It’s happened to all of us while surfing the Internet: somewhere along the way you click on a broken link and get a message saying that the web page you’re looking for doesn’t exist.
It’s both common and frustrating, and it seems like the problem will only get worse as the Internet continues to expand and old web pages are migrated or abandoned.
There’s even a name for the problem. It’s called link rot, a term that dates back to the 1990s, when the Internet came to prominence.
Earlier this month, the Pew Research Center released a report that dug deep into the issue, showing that a third of web pages that existed in 2013 are no longer accessible.

Here are some other insights Pew discovered:
- “23% of news web pages contain at least one broken link, as do 21% of government site web pages.”
- “54% of Wikipedia pages contain at least one link in the ‘References’ section that points to a page that no longer exists.”
- “Nearly one in five tweets are no longer publicly visible on the site just months after they were posted.”
Joseph Reagle, associate professor of communication studies at Northeastern University, says the problem starts with the infrastructure of URL technologies, which stand for Uniform Resource Locator.
URLs serve as address points for web pages on the Internet, similar to addresses for physical places like your home or work. URLs are great because they make it easy for people to find websites, but the problem is they’re easy to crack, he says.
In the 1990s, Reagle worked with Tim Berners-Lee, who is largely credited with inventing the World Wide Web, at the World Wide Web Consortium as a policy analyst. The problems surrounding URLs were discussed extensively.
“For example, we knew that URLs are not very well maintained. If you are an organization or a company and you decide to reorganize or decide to change platforms, all URLs generally stop working.”
In the early days of the Web, Internet technologists explored the idea of using alternatives to the URL system. One proposal was to instead use URN-based technologies, which stand for Uniform Resource Name, which would work similarly to the ISBN system used to catalog books, Reagle says.
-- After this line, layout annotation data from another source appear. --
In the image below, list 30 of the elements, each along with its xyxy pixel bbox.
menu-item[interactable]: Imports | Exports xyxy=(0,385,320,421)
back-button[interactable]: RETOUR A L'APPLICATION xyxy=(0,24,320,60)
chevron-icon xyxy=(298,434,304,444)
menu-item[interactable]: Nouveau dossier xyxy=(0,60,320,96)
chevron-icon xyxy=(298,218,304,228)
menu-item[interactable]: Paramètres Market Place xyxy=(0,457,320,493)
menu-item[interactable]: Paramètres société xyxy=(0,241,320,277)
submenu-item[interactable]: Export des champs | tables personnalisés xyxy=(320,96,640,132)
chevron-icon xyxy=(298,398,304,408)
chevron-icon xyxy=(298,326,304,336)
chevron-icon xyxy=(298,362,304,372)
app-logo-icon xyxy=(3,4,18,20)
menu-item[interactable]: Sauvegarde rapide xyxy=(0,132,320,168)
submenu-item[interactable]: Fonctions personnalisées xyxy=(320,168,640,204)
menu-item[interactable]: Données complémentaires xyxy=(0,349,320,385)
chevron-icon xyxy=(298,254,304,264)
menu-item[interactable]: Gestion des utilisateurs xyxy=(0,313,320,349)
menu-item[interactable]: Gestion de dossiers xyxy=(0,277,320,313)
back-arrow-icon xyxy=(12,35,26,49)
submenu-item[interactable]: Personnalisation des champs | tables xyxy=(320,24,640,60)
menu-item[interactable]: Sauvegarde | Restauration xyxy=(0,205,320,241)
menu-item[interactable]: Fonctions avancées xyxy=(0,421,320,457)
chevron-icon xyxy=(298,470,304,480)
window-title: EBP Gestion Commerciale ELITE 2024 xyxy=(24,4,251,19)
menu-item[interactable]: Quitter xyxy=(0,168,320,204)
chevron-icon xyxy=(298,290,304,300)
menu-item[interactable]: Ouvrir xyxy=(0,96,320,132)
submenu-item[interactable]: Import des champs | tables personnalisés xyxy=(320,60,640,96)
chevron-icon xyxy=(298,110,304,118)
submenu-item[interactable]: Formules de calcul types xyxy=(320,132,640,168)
But the problem is that a larger organization would be responsible for managing it. The ISBN system is managed by the International ISBN Agency, an entity appointed by the International Organization for Standardization.
“So you have two problems,” says Reagle. “Either you let everyone create their own URLs and manage their resources, and they often get very bad at that over time, or you create centralized repositories with persistent identities, but setting them up is expensive and difficult to maintain.”
So the URL system has become the primary way people interact with the Internet, he notes, and problems surrounding link rot remain.
“People bring up the subject every now and then. It gets a little attention, and then the world moves on,” says Reagle. “Attempts have been made to find solutions, but the problems remain.”
Archival organizations have come out of the woodwork to help solve these problems. A few notable projects include the Wayback Machine, archive.today, and perma.cc, which allow people to access old versions of web pages that are no longer active and archive new web pages themselves.
But these services largely exist precariously and in the shadows, Reagle notes, largely by small groups of people with a deep interest in online conservation.
These efforts also require individual users to help build out their databases, which can be seen as a tall order and insufficient to adequately archive large parts of the Internet.
“They’re all a little different, and they’re not all perfect,” he says. “Perma.cc and other programs like it require people to proactively say, ‘Hey, make a copy of this page.’ and not everyone will do that. There are large parts of the internet that are not on Perma.cc.”
These issues go beyond infrastructure and human collaboration challenges. There are also issues surrounding copyright issues and what legal protections individuals have in maintaining the Internet, Reagle adds.
That’s where the federal government could help play a role.
“I can imagine [Congress] a law has been passed that, for example, provides safe harbor provisions for people archiving content for educational or research purposes,” he says.